Wir schlendern durch die Stadt, in welcher sich die Zahl der Wohnhäuser und der Tempel gut die Waage halten. Man sieht hier überdeutlich, dass in Nepal das gesamte Leben religiös ausgerichtet ist. Erst kommt die Religion und ganz viel später kommt alles andere. Man arbeitet nur, um über die Runden zu kommen. Entscheidend ist jedoch die vom Hinduismus und Bhuddismus gepredigte Wiedergeburt. Jeder richtet sein Leben darauf aus, spätere Leben gut vorzubereiten. Das jetzige Leben ist weniger wichtig, als die vielen Leben, die noch kommen und besser sein sollen, als das Jetzige.

In Bhaktapur gibt es jedoch auch viele Geschäfte, Garküchen und Werkstätten. Ein toller Einblick in das tägliche Leben, was vor einem abläuft. Ich erstehe eine CD mit tibetanischer Mönchsmusik, die hier in jedem zweiten Laden läuft. „Om Man Padme Hum“ ist der einzige Text.

Wir essen etwas in einem Tempelcafe auf einer Außenterrasse, von der man einen prima Blick auf die umliegenden Tempel hat. Plötzlich wird vor dem benachbarten Tempel ein Büffelkalb vorgeführt. Im nächsten Moment werfen sich zwei Männer so dagegen, dass es zur Seite fällt. Gleich entsteht eine Menschenmenge drumherum und wir sehen nur noch bruchstückenhaft, wie in Minutenschnelle das Kalb vor dem Tempel geopfert, d.h. enthauptet wird. Wenige Augenblicke später wird der Kadaver in das Tempelinnere geschleppt, um dort verspeist zu werden, wie uns der Cafe-Wirt erzählt. Pragmatismus wird auch hier groß geschrieben. Warum nur einfach opfern, wenn man daraus auch ein Festmahl machen kann?

An dem Tempel ist an der Außenwand ein Altar, vor dem die Opferprozedur stattfand. Der Altar wird als Zeichen des Opferns mit dem Blut bespritzt.
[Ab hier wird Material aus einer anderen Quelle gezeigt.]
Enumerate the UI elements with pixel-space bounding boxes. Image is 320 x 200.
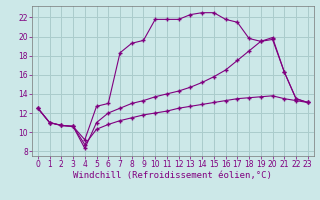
X-axis label: Windchill (Refroidissement éolien,°C): Windchill (Refroidissement éolien,°C) [73, 171, 272, 180]
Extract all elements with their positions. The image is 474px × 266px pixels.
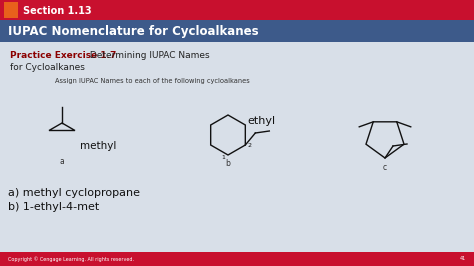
FancyBboxPatch shape	[0, 252, 474, 266]
Text: IUPAC Nomenclature for Cycloalkanes: IUPAC Nomenclature for Cycloalkanes	[8, 26, 259, 39]
Text: ethyl: ethyl	[247, 116, 275, 126]
Text: Assign IUPAC Names to each of the following cycloalkanes: Assign IUPAC Names to each of the follow…	[55, 78, 250, 84]
Text: 41: 41	[460, 256, 466, 261]
Text: Practice Exercise 1.7: Practice Exercise 1.7	[10, 51, 117, 60]
Text: Determining IUPAC Names: Determining IUPAC Names	[87, 51, 210, 60]
Text: c: c	[383, 163, 387, 172]
FancyBboxPatch shape	[0, 0, 474, 20]
FancyBboxPatch shape	[4, 2, 18, 18]
Text: Copyright © Cengage Learning. All rights reserved.: Copyright © Cengage Learning. All rights…	[8, 256, 134, 262]
FancyBboxPatch shape	[0, 20, 474, 42]
Text: b: b	[226, 160, 230, 168]
Text: Section 1.13: Section 1.13	[23, 6, 91, 16]
Text: b) 1-ethyl-4-met: b) 1-ethyl-4-met	[8, 202, 99, 212]
Text: 1: 1	[221, 155, 225, 160]
Text: 2: 2	[247, 143, 251, 148]
Text: a: a	[60, 157, 64, 167]
FancyBboxPatch shape	[0, 42, 474, 252]
Text: a) methyl cyclopropane: a) methyl cyclopropane	[8, 188, 140, 198]
Text: for Cycloalkanes: for Cycloalkanes	[10, 63, 85, 72]
Text: methyl: methyl	[80, 141, 117, 151]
Wir sind erstaunt über dieses überraschende Erlebnis und haben sicherlich die ganze Sache nur halb verstanden.

Am Nachmittag schlendern wir zurück zum Taxistand und treffen überraschenderweise auch unser Taxi wieder, welches uns wie geplant wieder zum Hotel bringt.

Erst heute abend beginnt unsere eigentliche Hauser-Reise und wir warten im Hotel auf unseren Reiseleiter für die restliche Zeit in Nepal und auf den Rest der Gruppe.

Wir erfahren dabei auch das Programm für morgen und beginnen in unseren Zimmern mit dem Packen für 6 Tage Trekking im Himalaya. Unser restliches Gepäck können wir im Hotel lassen. Morgen ist frühes Aufstehen angesagt, weil unser Flug (wenn er planmäßig geht) schon gegen 6:45 Uhr Richtung Lukla im Everestgebiet startet.